Traditionally, monitors have been designed to work with either AC or DC current. Because of the physics that govern electricity and the flow of electrical current, researchers have been likely to get best results using AC monitors when studying larger insects and DC monitors when studying smaller insects.

Ideally, a monitor should be capable of studying a variety of insect sizes.
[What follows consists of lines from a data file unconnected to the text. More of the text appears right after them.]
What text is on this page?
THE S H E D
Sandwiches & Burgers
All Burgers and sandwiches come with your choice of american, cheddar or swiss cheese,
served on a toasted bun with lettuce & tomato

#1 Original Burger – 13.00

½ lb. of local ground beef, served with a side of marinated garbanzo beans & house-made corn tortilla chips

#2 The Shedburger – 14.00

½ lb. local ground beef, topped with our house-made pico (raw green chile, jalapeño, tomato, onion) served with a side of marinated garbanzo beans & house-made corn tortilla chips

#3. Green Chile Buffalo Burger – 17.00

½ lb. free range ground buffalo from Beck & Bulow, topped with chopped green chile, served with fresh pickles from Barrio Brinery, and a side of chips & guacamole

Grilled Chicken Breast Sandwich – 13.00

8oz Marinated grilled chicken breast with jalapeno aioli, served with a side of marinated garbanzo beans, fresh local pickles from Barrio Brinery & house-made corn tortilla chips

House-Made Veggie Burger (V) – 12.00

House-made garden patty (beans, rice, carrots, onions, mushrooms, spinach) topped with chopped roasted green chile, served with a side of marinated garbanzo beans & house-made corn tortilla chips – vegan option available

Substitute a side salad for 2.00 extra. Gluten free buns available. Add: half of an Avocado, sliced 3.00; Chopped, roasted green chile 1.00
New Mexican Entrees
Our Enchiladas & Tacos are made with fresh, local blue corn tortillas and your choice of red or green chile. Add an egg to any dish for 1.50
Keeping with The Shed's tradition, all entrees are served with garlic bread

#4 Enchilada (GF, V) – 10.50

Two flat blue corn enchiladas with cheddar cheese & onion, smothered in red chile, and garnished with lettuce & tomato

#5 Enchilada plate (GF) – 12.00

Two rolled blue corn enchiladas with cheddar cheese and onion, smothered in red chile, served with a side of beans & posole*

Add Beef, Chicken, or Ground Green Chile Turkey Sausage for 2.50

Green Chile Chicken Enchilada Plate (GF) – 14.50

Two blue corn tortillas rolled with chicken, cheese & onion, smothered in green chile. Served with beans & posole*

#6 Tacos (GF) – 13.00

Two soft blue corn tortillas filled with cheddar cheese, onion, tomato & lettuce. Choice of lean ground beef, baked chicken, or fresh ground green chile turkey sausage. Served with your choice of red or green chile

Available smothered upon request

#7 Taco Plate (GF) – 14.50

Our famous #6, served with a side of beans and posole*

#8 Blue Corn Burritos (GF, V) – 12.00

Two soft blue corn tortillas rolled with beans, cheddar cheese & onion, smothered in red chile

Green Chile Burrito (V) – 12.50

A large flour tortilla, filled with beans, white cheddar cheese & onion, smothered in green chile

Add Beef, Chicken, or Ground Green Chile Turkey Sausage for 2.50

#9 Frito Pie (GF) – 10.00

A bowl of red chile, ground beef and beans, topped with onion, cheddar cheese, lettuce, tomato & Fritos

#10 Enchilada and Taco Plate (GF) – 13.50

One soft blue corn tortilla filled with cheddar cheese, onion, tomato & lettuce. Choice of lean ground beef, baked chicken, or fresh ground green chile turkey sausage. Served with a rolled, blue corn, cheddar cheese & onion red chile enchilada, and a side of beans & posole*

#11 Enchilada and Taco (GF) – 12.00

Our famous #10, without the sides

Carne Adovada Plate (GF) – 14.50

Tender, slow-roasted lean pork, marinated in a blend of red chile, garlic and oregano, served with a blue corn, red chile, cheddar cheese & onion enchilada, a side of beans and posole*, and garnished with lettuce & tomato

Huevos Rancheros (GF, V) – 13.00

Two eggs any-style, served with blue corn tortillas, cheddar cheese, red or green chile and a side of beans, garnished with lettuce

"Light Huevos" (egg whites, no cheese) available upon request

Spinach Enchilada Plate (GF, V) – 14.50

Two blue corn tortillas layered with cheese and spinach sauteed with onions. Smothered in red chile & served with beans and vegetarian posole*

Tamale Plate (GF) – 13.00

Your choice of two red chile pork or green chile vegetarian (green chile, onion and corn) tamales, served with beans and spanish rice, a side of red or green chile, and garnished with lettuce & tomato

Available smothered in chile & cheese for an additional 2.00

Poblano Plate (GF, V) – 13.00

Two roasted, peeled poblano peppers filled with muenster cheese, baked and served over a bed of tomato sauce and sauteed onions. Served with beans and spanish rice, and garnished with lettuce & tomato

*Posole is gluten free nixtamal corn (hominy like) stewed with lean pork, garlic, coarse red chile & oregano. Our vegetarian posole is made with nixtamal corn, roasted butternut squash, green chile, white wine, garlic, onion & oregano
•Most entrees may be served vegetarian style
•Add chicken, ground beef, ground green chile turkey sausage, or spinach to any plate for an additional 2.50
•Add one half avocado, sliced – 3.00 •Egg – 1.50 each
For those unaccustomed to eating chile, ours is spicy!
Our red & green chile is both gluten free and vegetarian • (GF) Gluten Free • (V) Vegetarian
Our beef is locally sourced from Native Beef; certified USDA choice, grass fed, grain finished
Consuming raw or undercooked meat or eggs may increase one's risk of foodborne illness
As the name implies, the team's AC-DC Monitor incorporates design features from both AC and DC monitors, making it more versatile. Researchers can adjust the settings to the sizes of any insect they are studying. Entomologists will be able to view the feeding process in detail for more insects than ever before. They also will be better able to compare the feeding habits of pathogen-bearing insects with those that are pathogen-free.

Backus and Bennett described the AC-DC Monitor in a recent issue of the Journal of Insect Physiology.